KPK Buka Opsi Sprindik Baru Kasus Hadi Poernomo

MA menjadikan putusan MK dan Perma sebagai dasar untuk menyatakan PK KPK tidak dapat diterima.

Oleh:
NOV/ANT
Bacaan 2 Menit
Hadi Poernomo (peci hitam). Foto: RES
Hadi Poernomo (peci hitam). Foto: RES
Mahkamah Agung (MA) menyatakan peninjauan kembali (PK) KPK atas putusan praperadilan mantan Direktur Jenderal Pajak Hadi Poernomo tidak dapat diterima atau niet ontvankelijke verklaard (NO). Atas putusan tersebut, KPK membuka opsi untuk nenerbitkan Surat Perintah Penyidikan (Sprindik) baru.

Selain itu, KPK masih menunggu salinan putusan PK. "KPK belum menerima salinan putusan. Kami akan diskusikan dulu di internal mengenai hal ini. Sprindik baru, itu salah satu yang jadi opsi yang sedang dipertimbangkan," kata Pelaksana Harian Kepala Biro Humas KPK Yuyuk Andriati Iskak, Selasa (28/6).

Senada, Wakil Ketua KPK Laode M Syarif menyatakan pihaknya masih ingin membaca apa yang menjadi pertimbangan MA tidak menerima PK yang diajukan KPK. Terkait alasan MA yang menjadikan putusan Mahkamah Konstitusi (MK) dan Peraturan Mahkamah Agung (Perma) sebagai dasar, KPK akan mengkaji terlebih dahulu.

"Kami belum terima putusan PK tersebut. Kami akan tentukan sikap setelah membaca putusannya. (Soal putusan MK dan Perma yang menjadi dasar) Itu salah satu yang akan kami kaji, makanya ingin baca dulu reason dari putusan itu. (Sprindik baru) Itu salah satu yang akan dipikirkan. Sabar dulu, kami belum baca putusannya," ujarnya.

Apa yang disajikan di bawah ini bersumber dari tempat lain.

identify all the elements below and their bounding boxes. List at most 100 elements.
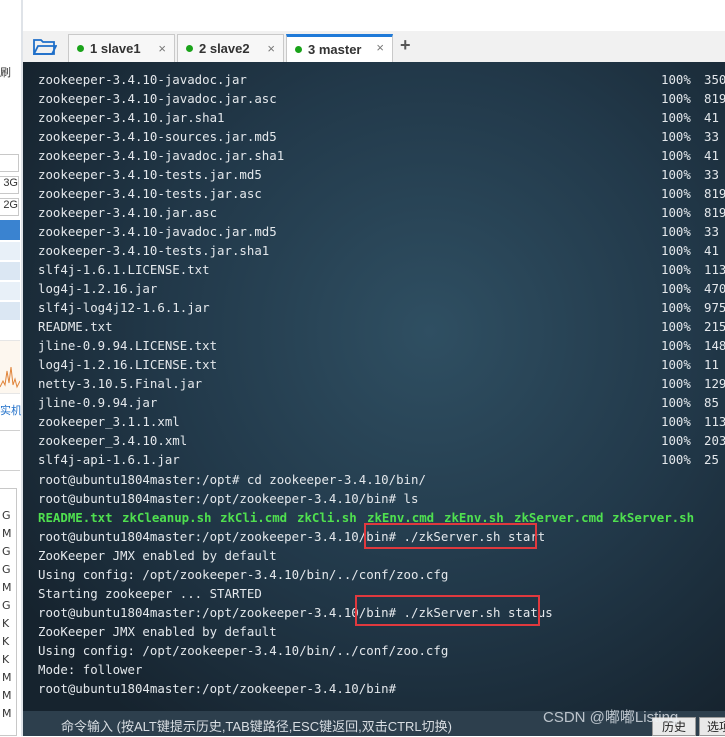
left-panel-field[interactable]: 2G bbox=[0, 198, 19, 216]
tab-master[interactable]: 3 master × bbox=[286, 34, 393, 62]
file-name: log4j-1.2.16.LICENSE.txt bbox=[38, 357, 218, 372]
file-name: zookeeper-3.4.10-tests.jar.asc bbox=[38, 186, 262, 201]
close-icon[interactable]: × bbox=[158, 41, 166, 56]
file-name: zookeeper-3.4.10-sources.jar.md5 bbox=[38, 129, 277, 144]
transfer-percent: 100% bbox=[661, 357, 691, 372]
file-name: netty-3.10.5.Final.jar bbox=[38, 376, 203, 391]
left-panel-fragment: M bbox=[2, 689, 12, 702]
left-panel-fragment: G bbox=[2, 599, 11, 612]
left-panel-fragment: 2G bbox=[3, 199, 18, 211]
left-panel-link[interactable]: 实机 bbox=[0, 402, 22, 418]
file-size: 350 bbox=[704, 72, 725, 87]
tab-label: 2 slave2 bbox=[199, 41, 250, 56]
transfer-percent: 100% bbox=[661, 281, 691, 296]
ls-entry: zkCleanup.sh bbox=[122, 510, 212, 525]
file-size: 11 bbox=[704, 357, 719, 372]
left-panel-fragment: G bbox=[2, 545, 11, 558]
file-size: 33 bbox=[704, 224, 719, 239]
terminal-line: root@ubuntu1804master:/opt/zookeeper-3.4… bbox=[38, 491, 419, 506]
file-size: 1489 bbox=[704, 338, 725, 353]
session-tab-bar: 1 slave1 × 2 slave2 × 3 master × + bbox=[23, 31, 725, 63]
transfer-percent: 100% bbox=[661, 129, 691, 144]
terminal-line: ZooKeeper JMX enabled by default bbox=[38, 548, 277, 563]
close-icon[interactable]: × bbox=[376, 40, 384, 55]
tab-label: 1 slave1 bbox=[90, 41, 141, 56]
tab-slave2[interactable]: 2 slave2 × bbox=[177, 34, 284, 62]
folder-icon[interactable] bbox=[33, 37, 57, 56]
file-size: 25 bbox=[704, 452, 719, 467]
new-tab-icon[interactable]: + bbox=[400, 35, 411, 56]
terminal-line: Using config: /opt/zookeeper-3.4.10/bin/… bbox=[38, 567, 449, 582]
transfer-percent: 100% bbox=[661, 414, 691, 429]
left-panel-fragment: M bbox=[2, 671, 12, 684]
file-name: zookeeper-3.4.10.jar.sha1 bbox=[38, 110, 225, 125]
close-icon[interactable]: × bbox=[267, 41, 275, 56]
file-name: zookeeper-3.4.10-javadoc.jar.asc bbox=[38, 91, 277, 106]
left-panel-fragment: K bbox=[2, 617, 10, 630]
file-size: 203 bbox=[704, 433, 725, 448]
options-button[interactable]: 选项 bbox=[699, 717, 725, 736]
left-panel-fragment: 刷 bbox=[0, 66, 11, 79]
left-panel-fragment: 3G bbox=[3, 177, 18, 189]
file-size: 41 bbox=[704, 110, 719, 125]
status-command-highlight bbox=[355, 595, 540, 626]
connected-status-icon bbox=[295, 46, 302, 53]
file-size: 470 bbox=[704, 281, 725, 296]
terminal-line: Mode: follower bbox=[38, 662, 143, 677]
left-panel-divider bbox=[0, 430, 20, 431]
file-name: zookeeper-3.4.10.jar.asc bbox=[38, 205, 218, 220]
left-panel-divider bbox=[0, 470, 20, 471]
left-panel-row[interactable] bbox=[0, 242, 20, 260]
left-side-panel: 刷 3G 2G 实机 G M G G M G K K K M M M bbox=[0, 0, 22, 736]
file-size: 819 bbox=[704, 205, 725, 220]
left-panel-selected-row[interactable] bbox=[0, 220, 20, 240]
left-panel-row[interactable] bbox=[0, 282, 20, 300]
file-name: zookeeper-3.4.10-javadoc.jar.sha1 bbox=[38, 148, 285, 163]
transfer-percent: 100% bbox=[661, 433, 691, 448]
connected-status-icon bbox=[186, 45, 193, 52]
command-input-hint[interactable]: 命令输入 (按ALT键提示历史,TAB键路径,ESC键返回,双击CTRL切换) bbox=[61, 716, 452, 735]
left-panel-field[interactable]: 3G bbox=[0, 176, 19, 194]
left-panel-field[interactable] bbox=[0, 154, 19, 172]
ls-entry: README.txt bbox=[38, 510, 113, 525]
left-panel-fragment: K bbox=[2, 635, 10, 648]
transfer-percent: 100% bbox=[661, 262, 691, 277]
tab-label: 3 master bbox=[308, 42, 362, 57]
transfer-percent: 100% bbox=[661, 224, 691, 239]
file-size: 819 bbox=[704, 91, 725, 106]
transfer-percent: 100% bbox=[661, 300, 691, 315]
file-name: slf4j-api-1.6.1.jar bbox=[38, 452, 180, 467]
transfer-percent: 100% bbox=[661, 72, 691, 87]
file-name: zookeeper_3.4.10.xml bbox=[38, 433, 188, 448]
left-panel-fragment: K bbox=[2, 653, 10, 666]
file-name: jline-0.9.94.LICENSE.txt bbox=[38, 338, 218, 353]
terminal-line: Starting zookeeper ... STARTED bbox=[38, 586, 262, 601]
transfer-percent: 100% bbox=[661, 205, 691, 220]
left-panel-fragment: M bbox=[2, 527, 12, 540]
file-size: 85 bbox=[704, 395, 719, 410]
terminal-line: ZooKeeper JMX enabled by default bbox=[38, 624, 277, 639]
terminal-output[interactable]: zookeeper-3.4.10-javadoc.jar 100% 350 zooke… bbox=[23, 62, 725, 736]
left-panel-fragment: G bbox=[2, 509, 11, 522]
left-panel-row[interactable] bbox=[0, 262, 20, 280]
file-name: zookeeper_3.1.1.xml bbox=[38, 414, 180, 429]
tab-slave1[interactable]: 1 slave1 × bbox=[68, 34, 175, 62]
ls-entry: zkServer.sh bbox=[612, 510, 695, 525]
file-name: zookeeper-3.4.10-javadoc.jar.md5 bbox=[38, 224, 277, 239]
file-name: jline-0.9.94.jar bbox=[38, 395, 158, 410]
start-command-highlight bbox=[364, 523, 537, 549]
file-size: 33 bbox=[704, 129, 719, 144]
file-name: slf4j-log4j12-1.6.1.jar bbox=[38, 300, 210, 315]
left-panel-row[interactable] bbox=[0, 302, 20, 320]
transfer-percent: 100% bbox=[661, 110, 691, 125]
transfer-percent: 100% bbox=[661, 148, 691, 163]
file-name: zookeeper-3.4.10-tests.jar.md5 bbox=[38, 167, 262, 182]
watermark: CSDN @嘟嘟Listing bbox=[543, 709, 679, 726]
terminal-line: root@ubuntu1804master:/opt# cd zookeeper… bbox=[38, 472, 426, 487]
file-name: zookeeper-3.4.10-tests.jar.sha1 bbox=[38, 243, 270, 258]
transfer-percent: 100% bbox=[661, 376, 691, 391]
left-panel-fragment: G bbox=[2, 563, 11, 576]
left-panel-list: G M G G M G K K K M M M bbox=[0, 488, 17, 736]
left-panel-fragment: M bbox=[2, 581, 12, 594]
transfer-percent: 100% bbox=[661, 243, 691, 258]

Sebagaimana diketahui, dahulu Hadi merupakan tersangka dalam kasus dugaan korupsi terkait penerimaan seluruh permohonan keberatan Wajib Pajak atas Surat Ketetapan Pajak Nihil (SKPN) Pajak Penghasilan Badan PT BCA Tbk tahun pajak 1999. Hadi ditetapkan KPK sebagai tersangka pada April 2014.

Kemudian, Hadi mengajukan praperadilan atas penetapan tersangkanya  ke Pengadilan Negeri (PN) Jakarta Selatan. Alhasil, permohonan praperadilan Hadi diterima. Dalam putusan yang dibacakan  pada 26 Mei 2015,  hakim tunggal Haswandi membatalkan penyidikan dan penyelidikan kasus dugaan korupsi yang menjerat Hadi di KPK.

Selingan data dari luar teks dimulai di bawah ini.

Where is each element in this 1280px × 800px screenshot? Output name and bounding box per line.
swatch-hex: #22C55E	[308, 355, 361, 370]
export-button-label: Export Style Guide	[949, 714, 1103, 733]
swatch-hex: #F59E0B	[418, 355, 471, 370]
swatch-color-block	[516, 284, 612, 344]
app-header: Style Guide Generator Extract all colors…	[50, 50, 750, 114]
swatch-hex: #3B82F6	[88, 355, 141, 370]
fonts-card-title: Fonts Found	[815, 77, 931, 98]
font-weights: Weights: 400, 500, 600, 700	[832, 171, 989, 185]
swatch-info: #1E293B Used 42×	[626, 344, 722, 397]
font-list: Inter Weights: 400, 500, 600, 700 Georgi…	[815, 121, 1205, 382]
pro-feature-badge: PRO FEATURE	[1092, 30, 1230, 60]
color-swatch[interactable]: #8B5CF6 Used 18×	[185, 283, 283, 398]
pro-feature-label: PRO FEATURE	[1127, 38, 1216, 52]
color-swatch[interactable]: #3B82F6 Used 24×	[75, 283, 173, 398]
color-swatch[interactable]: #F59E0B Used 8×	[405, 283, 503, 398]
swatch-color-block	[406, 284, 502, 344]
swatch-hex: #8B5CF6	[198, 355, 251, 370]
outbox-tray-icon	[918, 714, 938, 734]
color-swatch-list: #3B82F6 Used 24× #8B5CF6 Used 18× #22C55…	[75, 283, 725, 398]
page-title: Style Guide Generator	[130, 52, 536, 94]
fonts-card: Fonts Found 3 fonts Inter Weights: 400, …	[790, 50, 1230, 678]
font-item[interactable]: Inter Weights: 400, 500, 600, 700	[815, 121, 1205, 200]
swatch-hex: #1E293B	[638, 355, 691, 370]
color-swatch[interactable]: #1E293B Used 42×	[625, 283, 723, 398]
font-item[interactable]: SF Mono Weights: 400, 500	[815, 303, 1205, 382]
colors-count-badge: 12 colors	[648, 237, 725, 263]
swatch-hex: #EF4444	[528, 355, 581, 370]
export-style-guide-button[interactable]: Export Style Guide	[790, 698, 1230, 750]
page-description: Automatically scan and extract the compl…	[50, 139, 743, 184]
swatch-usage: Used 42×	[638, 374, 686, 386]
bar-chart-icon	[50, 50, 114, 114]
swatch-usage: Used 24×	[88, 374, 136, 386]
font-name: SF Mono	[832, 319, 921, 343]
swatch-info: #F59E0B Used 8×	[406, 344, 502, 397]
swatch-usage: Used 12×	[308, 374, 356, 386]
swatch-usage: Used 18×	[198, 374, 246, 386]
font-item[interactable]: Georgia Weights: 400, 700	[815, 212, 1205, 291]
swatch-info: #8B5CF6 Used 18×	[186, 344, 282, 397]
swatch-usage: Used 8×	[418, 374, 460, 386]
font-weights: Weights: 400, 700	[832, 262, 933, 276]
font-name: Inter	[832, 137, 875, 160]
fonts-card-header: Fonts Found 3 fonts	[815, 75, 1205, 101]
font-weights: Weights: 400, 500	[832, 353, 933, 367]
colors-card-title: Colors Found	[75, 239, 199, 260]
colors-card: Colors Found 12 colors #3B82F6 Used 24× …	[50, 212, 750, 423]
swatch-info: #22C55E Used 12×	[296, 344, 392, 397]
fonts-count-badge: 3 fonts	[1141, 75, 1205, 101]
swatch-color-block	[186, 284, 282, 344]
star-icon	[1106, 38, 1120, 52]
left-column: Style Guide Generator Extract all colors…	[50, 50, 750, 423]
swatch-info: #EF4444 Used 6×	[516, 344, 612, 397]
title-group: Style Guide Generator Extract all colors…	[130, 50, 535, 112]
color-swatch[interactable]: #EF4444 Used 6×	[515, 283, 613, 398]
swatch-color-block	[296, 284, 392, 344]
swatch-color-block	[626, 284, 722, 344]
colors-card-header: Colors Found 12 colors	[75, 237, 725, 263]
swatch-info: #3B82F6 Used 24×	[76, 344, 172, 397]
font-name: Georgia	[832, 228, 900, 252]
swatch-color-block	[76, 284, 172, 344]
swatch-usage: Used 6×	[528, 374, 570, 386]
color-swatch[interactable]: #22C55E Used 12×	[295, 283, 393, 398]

KPK pun mengajukan banding. Namun, langkah KPK terhenti karena penolakan PN Jakarta Selatan. Lalu, KPK mengajukan PK dengan mendasarkan pada Surat Edaran MA (SEMA) No.4 Tahun 2014 yang memuat hasil rapat pleno kamar pidana MA. Dimana, terdapat pengecualian, PK terhadap praperadilan dapat diajukan jika ditemukan penyelundupan hukum.

PK praperadilan Hadi sempat "mengendap" lama di MA. Padahal, KPK telah mengajukan PK sejak 28 Juli 2015. Dalam rentang waktu sebelum keluar putusan PK, muncul putusan MK terkait uji materi Pasal 263 ayat (1) KUHAP pada 12 Mei 2016 yang dimohonkan istri terpidana kasus cessie (hak tagih) Bank Bali Djoko S Tjandra, Anna Boentaran.

MK menyatakan penuntut umum tidak bisa mengajukan permohonan PK karena PK merupakan hak terpidana atau ahli warisnya. Selain putusan MK, terbit pula Perma No. 4 Tahun 2016 tentang Larangan Peninjauan Kembali Putusan Praperadilan tanggal 18 April 2016. Dengan ini, MA resmi melarang PK atas putusan praperadilan.

Putusan MK dan Perma tersebut ternyata dijadikan pertimbangan oleh MA dalam memutus PK atas putusan praperadilan Hadi. Putusan itu dijatuhkan pada 16 Juni 2016 oleh hakim ketua Salman Luthan dengan anggota Sri Wahyuni dan MS Lumme. Dalam putusannya, majelis menyatakan PK KPK tidak dapat diterima atau NO.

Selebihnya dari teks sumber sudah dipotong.